Background checks help by identifying third parties and organisations with histories of sexual misconduct, workplace harassment, or discrimination findings before they gain access to employees. Employers can use this information to avoid high-risk partners, impose stricter supervision, or require specific training and contractual safeguards. When combined with clear reporting procedures and anti-harassment policies, these checks form part of a broader prevention strategy.

What should an employee do if harassed by a third party at work ?

An employee who experiences harassment by a third party should document the incident, including dates, times, and any witnesses, and report it promptly through the employer’s designated channels. Internal policies usually direct complaints to a manager, Human Resources, or a dedicated ethics hotline. Early reporting gives the employer the opportunity and legal obligation to take corrective action and protect the employee.

Do anti harassment policies need to mention third parties explicitly ?

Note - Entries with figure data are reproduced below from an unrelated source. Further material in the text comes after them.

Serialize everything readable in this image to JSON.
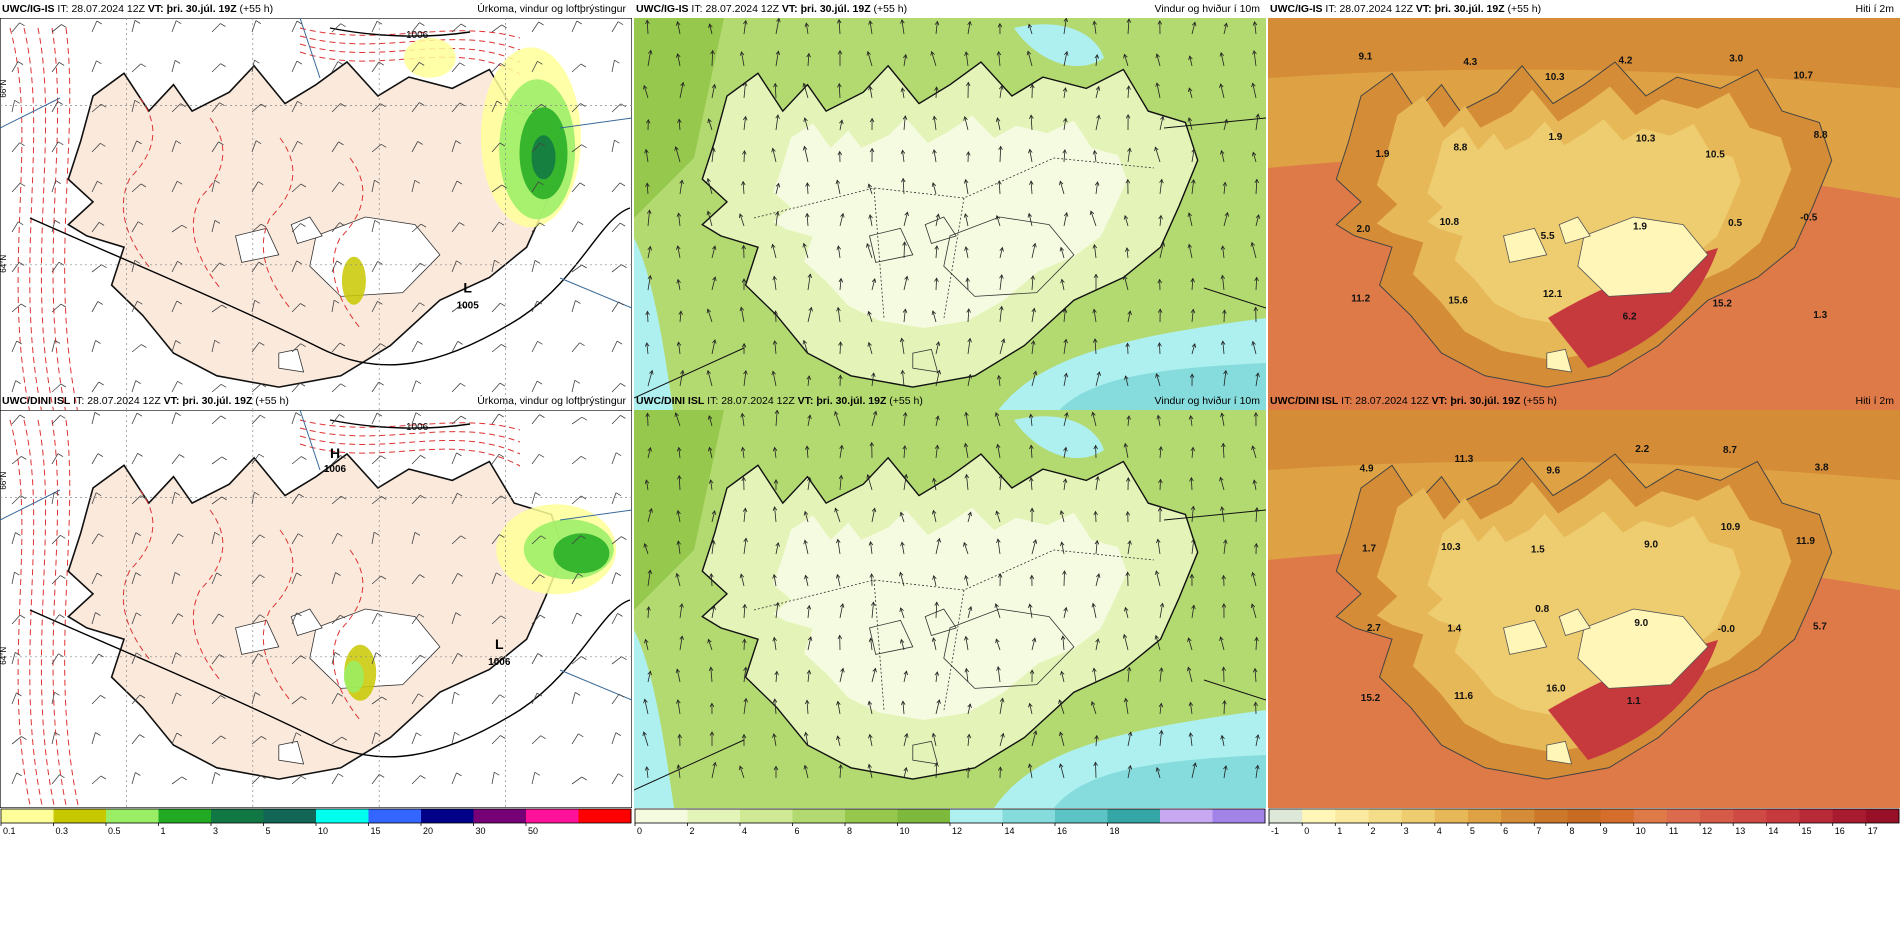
{
  "rows": [
    {
      "model": "UWC/IG-IS",
      "key": "igis"
    },
    {
      "model": "UWC/DINI ISL",
      "key": "dini"
    }
  ],
  "common": {
    "it_label": "IT:",
    "it_value": "28.07.2024 12Z",
    "vt_label": "VT:",
    "vt_value": "þri. 30.júl. 19Z",
    "lead": "(+55 h)"
  },
  "panels": {
    "precip": {
      "title": "Úrkoma, vindur og loftþrýstingur"
    },
    "wind": {
      "title": "Vindur og hviður í 10m"
    },
    "temp": {
      "title": "Hiti í 2m"
    }
  },
  "colorbars": {
    "precip": {
      "labels": [
        "0.1",
        "0.3",
        "0.5",
        "1",
        "3",
        "5",
        "10",
        "15",
        "20",
        "30",
        "50"
      ],
      "colors": [
        "#ffff99",
        "#c8c800",
        "#99ee66",
        "#22aa22",
        "#117744",
        "#116655",
        "#00ffee",
        "#3366ff",
        "#000088",
        "#770077",
        "#ff1199",
        "#ff0000"
      ]
    },
    "wind_igis": {
      "labels": [
        "0",
        "2",
        "4",
        "6",
        "8",
        "10",
        "12",
        "14"
      ],
      "colors": [
        "#f5fbe0",
        "#e4f4b8",
        "#cfe994",
        "#b3da70",
        "#97c84e",
        "#7eb83c",
        "#aef0f0",
        "#86dcdc",
        "#5cc4c4",
        "#34a6a6"
      ]
    },
    "wind_dini": {
      "labels": [
        "0",
        "2",
        "4",
        "6",
        "8",
        "10",
        "12",
        "14",
        "16",
        "18"
      ],
      "colors": [
        "#f5fbe0",
        "#e4f4b8",
        "#cfe994",
        "#b3da70",
        "#97c84e",
        "#7eb83c",
        "#aef0f0",
        "#86dcdc",
        "#5cc4c4",
        "#34a6a6",
        "#c8a8f0",
        "#a284e8"
      ]
    },
    "temp_igis": {
      "labels": [
        "-1",
        "0",
        "1",
        "2",
        "3",
        "4",
        "5",
        "6",
        "7",
        "8",
        "9",
        "10",
        "11",
        "12",
        "13",
        "14",
        "15",
        "16"
      ],
      "colors": [
        "#dde8d8",
        "#fff6b8",
        "#faeaa0",
        "#f4dd88",
        "#eecc70",
        "#e6b858",
        "#dea244",
        "#d58c36",
        "#cc782a",
        "#c76a22",
        "#d56e2a",
        "#de7a48",
        "#dc6a4c",
        "#d65a48",
        "#cf4a44",
        "#c63a3e",
        "#b82a38",
        "#a81a30"
      ]
    },
    "temp_dini": {
      "labels": [
        "-1",
        "0",
        "1",
        "2",
        "3",
        "4",
        "5",
        "6",
        "7",
        "8",
        "9",
        "10",
        "11",
        "12",
        "13",
        "14",
        "15",
        "16",
        "17"
      ],
      "colors": [
        "#dde8d8",
        "#fff6b8",
        "#faeaa0",
        "#f4dd88",
        "#eecc70",
        "#e6b858",
        "#dea244",
        "#d58c36",
        "#cc782a",
        "#c76a22",
        "#d56e2a",
        "#de7a48",
        "#dc6a4c",
        "#d65a48",
        "#cf4a44",
        "#c63a3e",
        "#b82a38",
        "#a81a30",
        "#981028"
      ]
    }
  },
  "temp_labels": {
    "igis": [
      "9.1",
      "4.3",
      "10.3",
      "4.2",
      "3.0",
      "10.7",
      "1.9",
      "8.8",
      "1.9",
      "10.3",
      "10.5",
      "8.8",
      "2.0",
      "10.8",
      "5.5",
      "1.9",
      "0.5",
      "-0.5",
      "11.2",
      "15.6",
      "12.1",
      "6.2",
      "15.2",
      "1.3"
    ],
    "dini": [
      "4.9",
      "11.3",
      "9.6",
      "2.2",
      "8.7",
      "3.8",
      "1.7",
      "10.3",
      "1.5",
      "9.0",
      "10.9",
      "11.9",
      "2.7",
      "1.4",
      "0.8",
      "9.0",
      "-0.0",
      "5.7",
      "15.2",
      "11.6",
      "16.0",
      "1.1"
    ]
  },
  "pressure_labels": {
    "igis": {
      "center": "L",
      "value": "1005",
      "isobar": "1006"
    },
    "dini": {
      "high_center": "H",
      "high_value": "1006",
      "center": "L",
      "value": "1006",
      "isobar": "1006"
    }
  },
  "lat_labels": [
    "66°N",
    "64°N"
  ]
}
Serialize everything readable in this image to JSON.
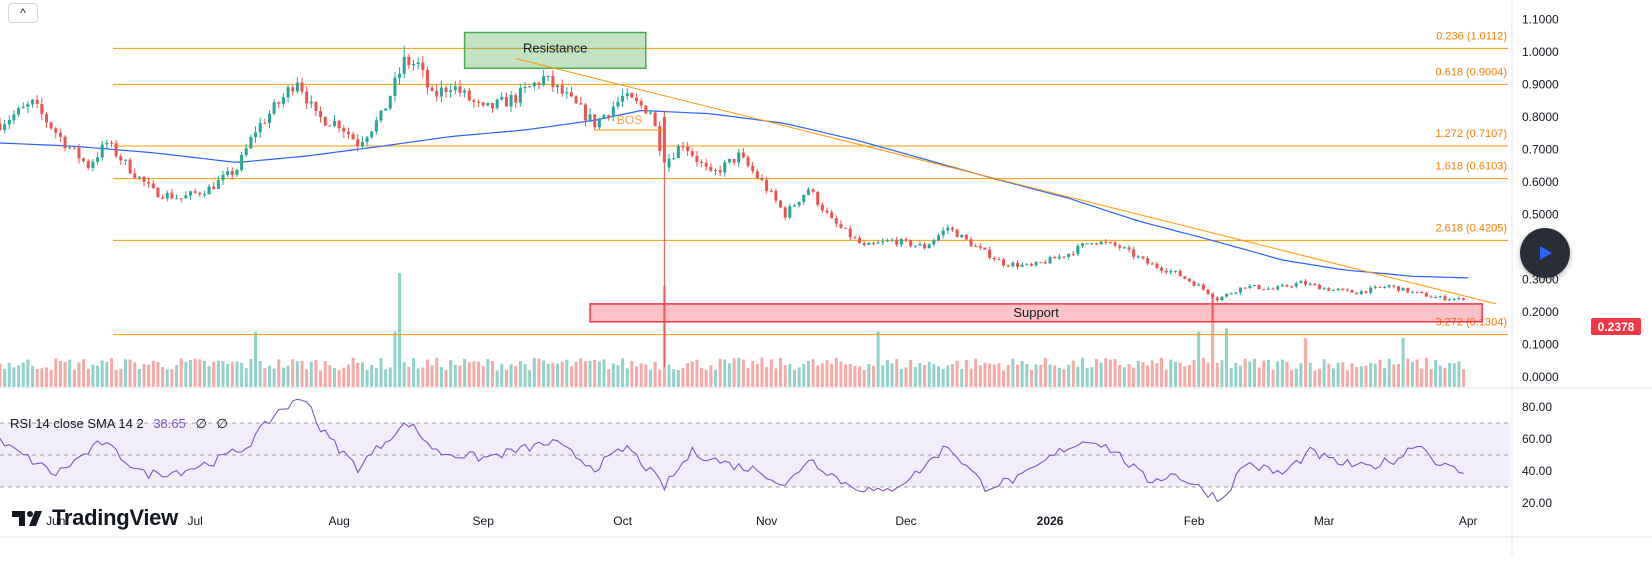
{
  "ui": {
    "collapse_icon": "chevron-up-icon",
    "logo_text": "TradingView",
    "play_icon": "play-icon",
    "current_price": "0.2378",
    "rsi_legend": {
      "label": "RSI 14 close SMA 14 2",
      "value": "38.65",
      "extra1": "∅",
      "extra2": "∅"
    }
  },
  "colors": {
    "bull": "#26a69a",
    "bear": "#ef5350",
    "fib": "#ff9800",
    "fib_text": "#f57c00",
    "sma": "#2962ff",
    "rsi": "#7e57c2",
    "resistance": "#4caf50",
    "support": "#f23645",
    "price_tag": "#f23645"
  },
  "chart_data": [
    {
      "type": "candlestick",
      "title": "",
      "series_name": "",
      "y_axis": {
        "range": [
          -0.01,
          1.12
        ],
        "ticks": [
          "1.1000",
          "1.0000",
          "0.9000",
          "0.8000",
          "0.7000",
          "0.6000",
          "0.5000",
          "0.4000",
          "0.3000",
          "0.2000",
          "0.1000",
          "0.0000"
        ]
      },
      "x_axis": {
        "range": [
          "2025-05-20",
          "2026-04-10"
        ],
        "labels": [
          {
            "text": "Jun",
            "date": "2025-06-01"
          },
          {
            "text": "Jul",
            "date": "2025-07-01"
          },
          {
            "text": "Aug",
            "date": "2025-08-01"
          },
          {
            "text": "Sep",
            "date": "2025-09-01"
          },
          {
            "text": "Oct",
            "date": "2025-10-01"
          },
          {
            "text": "Nov",
            "date": "2025-11-01"
          },
          {
            "text": "Dec",
            "date": "2025-12-01"
          },
          {
            "text": "2026",
            "date": "2026-01-01"
          },
          {
            "text": "Feb",
            "date": "2026-02-01"
          },
          {
            "text": "Mar",
            "date": "2026-03-01"
          },
          {
            "text": "Apr",
            "date": "2026-04-01"
          }
        ]
      },
      "grid": false,
      "close_anchors": [
        [
          "2025-05-20",
          0.78
        ],
        [
          "2025-05-27",
          0.84
        ],
        [
          "2025-06-03",
          0.72
        ],
        [
          "2025-06-08",
          0.65
        ],
        [
          "2025-06-12",
          0.72
        ],
        [
          "2025-06-17",
          0.64
        ],
        [
          "2025-06-22",
          0.57
        ],
        [
          "2025-06-28",
          0.55
        ],
        [
          "2025-07-04",
          0.58
        ],
        [
          "2025-07-10",
          0.64
        ],
        [
          "2025-07-14",
          0.76
        ],
        [
          "2025-07-20",
          0.86
        ],
        [
          "2025-07-23",
          0.92
        ],
        [
          "2025-07-27",
          0.8
        ],
        [
          "2025-08-01",
          0.78
        ],
        [
          "2025-08-05",
          0.72
        ],
        [
          "2025-08-10",
          0.8
        ],
        [
          "2025-08-15",
          0.97
        ],
        [
          "2025-08-18",
          0.96
        ],
        [
          "2025-08-21",
          0.86
        ],
        [
          "2025-08-25",
          0.9
        ],
        [
          "2025-09-01",
          0.82
        ],
        [
          "2025-09-08",
          0.86
        ],
        [
          "2025-09-14",
          0.92
        ],
        [
          "2025-09-19",
          0.86
        ],
        [
          "2025-09-25",
          0.78
        ],
        [
          "2025-10-01",
          0.86
        ],
        [
          "2025-10-07",
          0.82
        ],
        [
          "2025-10-10",
          0.66
        ],
        [
          "2025-10-14",
          0.72
        ],
        [
          "2025-10-20",
          0.62
        ],
        [
          "2025-10-26",
          0.68
        ],
        [
          "2025-10-31",
          0.6
        ],
        [
          "2025-11-05",
          0.5
        ],
        [
          "2025-11-10",
          0.58
        ],
        [
          "2025-11-15",
          0.48
        ],
        [
          "2025-11-22",
          0.4
        ],
        [
          "2025-11-28",
          0.42
        ],
        [
          "2025-12-05",
          0.4
        ],
        [
          "2025-12-10",
          0.46
        ],
        [
          "2025-12-16",
          0.4
        ],
        [
          "2025-12-22",
          0.35
        ],
        [
          "2025-12-28",
          0.34
        ],
        [
          "2026-01-05",
          0.38
        ],
        [
          "2026-01-10",
          0.42
        ],
        [
          "2026-01-16",
          0.4
        ],
        [
          "2026-01-22",
          0.35
        ],
        [
          "2026-01-28",
          0.32
        ],
        [
          "2026-02-02",
          0.28
        ],
        [
          "2026-02-06",
          0.24
        ],
        [
          "2026-02-12",
          0.28
        ],
        [
          "2026-02-18",
          0.27
        ],
        [
          "2026-02-24",
          0.29
        ],
        [
          "2026-03-02",
          0.27
        ],
        [
          "2026-03-08",
          0.26
        ],
        [
          "2026-03-15",
          0.28
        ],
        [
          "2026-03-20",
          0.26
        ],
        [
          "2026-03-25",
          0.245
        ],
        [
          "2026-03-31",
          0.2378
        ]
      ],
      "sma_anchors": [
        [
          "2025-05-20",
          0.72
        ],
        [
          "2025-06-05",
          0.71
        ],
        [
          "2025-06-22",
          0.69
        ],
        [
          "2025-07-10",
          0.66
        ],
        [
          "2025-07-25",
          0.68
        ],
        [
          "2025-08-10",
          0.71
        ],
        [
          "2025-08-25",
          0.74
        ],
        [
          "2025-09-10",
          0.76
        ],
        [
          "2025-09-25",
          0.79
        ],
        [
          "2025-10-05",
          0.82
        ],
        [
          "2025-10-20",
          0.81
        ],
        [
          "2025-11-05",
          0.78
        ],
        [
          "2025-11-20",
          0.73
        ],
        [
          "2025-12-05",
          0.67
        ],
        [
          "2025-12-20",
          0.61
        ],
        [
          "2026-01-05",
          0.55
        ],
        [
          "2026-01-20",
          0.48
        ],
        [
          "2026-02-05",
          0.42
        ],
        [
          "2026-02-20",
          0.36
        ],
        [
          "2026-03-05",
          0.33
        ],
        [
          "2026-03-20",
          0.31
        ],
        [
          "2026-04-01",
          0.305
        ]
      ],
      "volume_spikes": [
        [
          "2025-08-14",
          0.32
        ],
        [
          "2025-10-10",
          0.28
        ],
        [
          "2026-02-05",
          0.26
        ],
        [
          "2025-07-14",
          0.14
        ],
        [
          "2025-08-13",
          0.14
        ],
        [
          "2025-11-25",
          0.14
        ],
        [
          "2026-02-02",
          0.14
        ],
        [
          "2026-02-08",
          0.15
        ],
        [
          "2026-02-25",
          0.12
        ],
        [
          "2026-03-18",
          0.12
        ]
      ],
      "fib_levels": [
        {
          "label": "0.236 (1.0112)",
          "value": 1.0112
        },
        {
          "label": "0.618 (0.9004)",
          "value": 0.9004
        },
        {
          "label": "1.272 (0.7107)",
          "value": 0.7107
        },
        {
          "label": "1.618 (0.6103)",
          "value": 0.6103
        },
        {
          "label": "2.618 (0.4205)",
          "value": 0.4205
        },
        {
          "label": "3.272 (0.1304)",
          "value": 0.1304
        }
      ],
      "trendline": {
        "from": [
          "2025-09-08",
          0.98
        ],
        "to": [
          "2026-04-07",
          0.225
        ]
      },
      "resistance": {
        "label": "Resistance",
        "from_date": "2025-08-28",
        "to_date": "2025-10-06",
        "y_top": 1.06,
        "y_bottom": 0.95
      },
      "support": {
        "label": "Support",
        "from_date": "2025-09-24",
        "to_date": "2026-04-04",
        "y_top": 0.225,
        "y_bottom": 0.17
      },
      "bos": {
        "label": "BOS",
        "from_date": "2025-09-25",
        "to_date": "2025-10-10",
        "value": 0.76
      }
    },
    {
      "type": "line",
      "title": "RSI 14 close SMA 14 2",
      "y_axis": {
        "range": [
          14,
          88
        ],
        "ticks": [
          "80.00",
          "60.00",
          "40.00",
          "20.00"
        ]
      },
      "bands": {
        "upper": 70,
        "middle": 50,
        "lower": 30
      },
      "rsi_anchors": [
        [
          "2025-05-20",
          58
        ],
        [
          "2025-06-01",
          38
        ],
        [
          "2025-06-11",
          58
        ],
        [
          "2025-06-20",
          38
        ],
        [
          "2025-06-28",
          40
        ],
        [
          "2025-07-05",
          46
        ],
        [
          "2025-07-12",
          55
        ],
        [
          "2025-07-19",
          78
        ],
        [
          "2025-07-25",
          86
        ],
        [
          "2025-07-28",
          66
        ],
        [
          "2025-08-05",
          42
        ],
        [
          "2025-08-12",
          62
        ],
        [
          "2025-08-16",
          70
        ],
        [
          "2025-08-22",
          52
        ],
        [
          "2025-09-01",
          48
        ],
        [
          "2025-09-10",
          54
        ],
        [
          "2025-09-16",
          58
        ],
        [
          "2025-09-25",
          42
        ],
        [
          "2025-10-02",
          55
        ],
        [
          "2025-10-10",
          30
        ],
        [
          "2025-10-16",
          52
        ],
        [
          "2025-10-24",
          44
        ],
        [
          "2025-10-31",
          40
        ],
        [
          "2025-11-05",
          30
        ],
        [
          "2025-11-10",
          48
        ],
        [
          "2025-11-18",
          32
        ],
        [
          "2025-11-26",
          26
        ],
        [
          "2025-12-03",
          38
        ],
        [
          "2025-12-10",
          56
        ],
        [
          "2025-12-18",
          30
        ],
        [
          "2025-12-26",
          36
        ],
        [
          "2026-01-04",
          54
        ],
        [
          "2026-01-10",
          60
        ],
        [
          "2026-01-15",
          52
        ],
        [
          "2026-01-22",
          34
        ],
        [
          "2026-01-28",
          38
        ],
        [
          "2026-02-03",
          28
        ],
        [
          "2026-02-07",
          22
        ],
        [
          "2026-02-12",
          45
        ],
        [
          "2026-02-20",
          38
        ],
        [
          "2026-02-26",
          52
        ],
        [
          "2026-03-03",
          46
        ],
        [
          "2026-03-10",
          42
        ],
        [
          "2026-03-17",
          48
        ],
        [
          "2026-03-21",
          58
        ],
        [
          "2026-03-26",
          44
        ],
        [
          "2026-03-31",
          38.65
        ]
      ]
    }
  ]
}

Effective anti-harassment policies should explicitly cover third parties, stating that customers, clients, vendors, and other non-employees must follow the same behavioural standards as staff. Clear language helps employees understand that harassment from any source is unacceptable and will trigger appropriate action. It also supports the employer’s legal position by showing that third party risks were anticipated and addressed in policy and training.

References

  1. 42 U.S.C. § 2000e-2; EEOC, “Enforcement Guidance on Vicarious Employer Liability for Unlawful Harassment by Supervisors,” 1999.
  2. EEOC, “Guidance on Harassment in the Workplace,” 2023.
  3. Cal. Gov. Code § 12940(j).
  4. Lockard v. Pizza Hut, Inc., 162 F.3d 1062 (10th Cir. 1998).
  5. International Labour Organization, “Violence and Harassment in the World of Work: A Global First Survey,” 2022.
  6. EEOC, “Select Task Force on the Study of Harassment in the Workplace,” 2016.
  7. EEOC Charge Statistics, “Sex-Based Harassment Charges,” various years.
  8. Cortina & Magley, “Raising Voice, Risking Retaliation,” Journal of Occupational Health Psychology, 2003.
  9. Various industry compliance benchmarking reports summarised in ILO and OECD guidance on responsible business conduct.